In olden times, seed corn was often just a portion of the
crop that was set aside to ensure there would be seeds to plant in the coming
year. As such, seed corn filled a sacred role—it was a sacrifice made as a
bridge to the future. I am sure that there were many times when famished
farmers were tempted to dig into the seed corn to stave off hunger at winter’s
end. But they resisted, understanding that they “would not reap where they did
not sow” and that the grain for sowing was set apart from that for eating.
This same temptation is continually upon us even in the
modern world, as our commitment to our future is constantly tested. The young
adult must choose how much time and energy to commit to earning a living for
today and how much to devote to the education that will open doors to
opportunities for tomorrow. A philanthropist may have to choose between “giving
a man a fish so he can eat for a day” and deciding to “teach a man to fish so
he can eat for a lifetime.” A nation must choose between spending resources on
current consumption and investing them on the infrastructure that will fuel
future productivity. The world must choose between using natural resources for
food and building and jobs right now, and preserving the planet for posterity.
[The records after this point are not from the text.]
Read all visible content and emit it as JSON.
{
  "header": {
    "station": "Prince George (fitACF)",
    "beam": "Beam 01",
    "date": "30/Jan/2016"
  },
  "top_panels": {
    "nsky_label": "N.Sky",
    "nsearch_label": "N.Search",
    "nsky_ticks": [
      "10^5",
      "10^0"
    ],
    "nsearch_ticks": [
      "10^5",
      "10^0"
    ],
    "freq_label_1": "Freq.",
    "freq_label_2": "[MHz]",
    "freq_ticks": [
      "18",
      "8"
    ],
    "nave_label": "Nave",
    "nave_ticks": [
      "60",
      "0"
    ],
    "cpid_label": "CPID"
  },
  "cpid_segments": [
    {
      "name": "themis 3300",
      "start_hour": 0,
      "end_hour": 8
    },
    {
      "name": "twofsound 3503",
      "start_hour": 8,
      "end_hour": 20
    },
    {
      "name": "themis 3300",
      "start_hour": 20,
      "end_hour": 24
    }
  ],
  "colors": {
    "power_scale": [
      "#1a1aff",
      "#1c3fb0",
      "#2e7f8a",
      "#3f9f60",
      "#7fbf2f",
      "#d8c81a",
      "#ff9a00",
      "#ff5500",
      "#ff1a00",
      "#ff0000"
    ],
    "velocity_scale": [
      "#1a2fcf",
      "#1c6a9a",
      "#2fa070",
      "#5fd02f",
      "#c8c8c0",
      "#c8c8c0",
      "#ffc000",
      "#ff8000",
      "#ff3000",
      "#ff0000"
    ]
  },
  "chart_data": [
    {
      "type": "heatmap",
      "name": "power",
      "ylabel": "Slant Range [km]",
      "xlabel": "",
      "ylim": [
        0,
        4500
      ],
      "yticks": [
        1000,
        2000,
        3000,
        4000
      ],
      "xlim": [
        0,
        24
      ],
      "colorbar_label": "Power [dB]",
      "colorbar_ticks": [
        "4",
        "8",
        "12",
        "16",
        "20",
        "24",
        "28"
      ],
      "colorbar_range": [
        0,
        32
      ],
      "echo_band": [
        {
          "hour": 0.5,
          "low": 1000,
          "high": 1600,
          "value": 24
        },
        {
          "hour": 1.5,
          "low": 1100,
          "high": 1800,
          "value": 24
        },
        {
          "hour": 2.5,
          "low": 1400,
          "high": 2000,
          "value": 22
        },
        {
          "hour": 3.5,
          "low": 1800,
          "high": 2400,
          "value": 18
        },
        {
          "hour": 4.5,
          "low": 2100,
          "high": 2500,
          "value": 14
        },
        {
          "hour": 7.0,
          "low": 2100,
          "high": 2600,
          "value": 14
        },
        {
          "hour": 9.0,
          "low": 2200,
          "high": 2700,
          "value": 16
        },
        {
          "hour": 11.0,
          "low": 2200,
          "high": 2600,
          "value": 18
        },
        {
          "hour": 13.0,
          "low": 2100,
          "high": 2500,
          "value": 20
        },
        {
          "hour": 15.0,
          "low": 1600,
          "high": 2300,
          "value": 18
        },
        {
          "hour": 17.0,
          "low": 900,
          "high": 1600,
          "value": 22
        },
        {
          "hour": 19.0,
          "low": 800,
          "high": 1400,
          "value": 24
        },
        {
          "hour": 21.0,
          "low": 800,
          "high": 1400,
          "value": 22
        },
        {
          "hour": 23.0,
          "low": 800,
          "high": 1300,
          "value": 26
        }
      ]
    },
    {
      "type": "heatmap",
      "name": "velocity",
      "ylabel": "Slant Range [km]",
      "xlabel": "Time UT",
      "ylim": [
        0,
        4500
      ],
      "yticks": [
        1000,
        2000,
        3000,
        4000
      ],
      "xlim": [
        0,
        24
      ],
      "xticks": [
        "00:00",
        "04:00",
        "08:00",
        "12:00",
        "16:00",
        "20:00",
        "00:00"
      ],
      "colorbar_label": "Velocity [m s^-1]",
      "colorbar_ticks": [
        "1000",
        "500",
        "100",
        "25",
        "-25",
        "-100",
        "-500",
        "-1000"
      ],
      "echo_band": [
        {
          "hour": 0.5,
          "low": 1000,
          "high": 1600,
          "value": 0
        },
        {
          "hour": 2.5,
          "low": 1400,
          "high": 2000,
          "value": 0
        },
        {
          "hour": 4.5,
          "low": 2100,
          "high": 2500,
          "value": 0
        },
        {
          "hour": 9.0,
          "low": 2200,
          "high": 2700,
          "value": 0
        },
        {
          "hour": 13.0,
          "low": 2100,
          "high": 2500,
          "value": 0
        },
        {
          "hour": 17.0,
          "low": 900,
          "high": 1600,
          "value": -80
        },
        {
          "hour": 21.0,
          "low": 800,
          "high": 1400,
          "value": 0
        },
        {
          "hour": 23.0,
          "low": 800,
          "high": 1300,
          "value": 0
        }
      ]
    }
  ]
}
None of these choices requires sacrificing all of one for the other. But each
requires a sacred commitment of hope for our future. Each of us must make
individual “seed corn” investment decisions for our own lives. Some of us are
called to commit more—sometimes nearly all—of ourselves to the future, as
parents, teachers, clerics, and other servants. Sometimes the decisions are
based on preference, but, as discussed in other chapters, they are often based
on our gifts and “comparative advantages” (see the chapter on Economic
Principles).
If we aren’t careful, it’s easy for the choice to be biased
toward one direction—the here and now. Consumption of feed corn results in the
immediate gratification of “Yum, this is good.” Service as feed corn, on the
other hand, takes patience and perseverance and faith as you must wait for the
passage of winter before you can be planted, wait for the time it takes to
germinate and grow, and trust in the timely arrival of sun and rain. I hope
that you always have the patience, the self-discipline, and the courage to
preserve and honor the seed corn within and among you.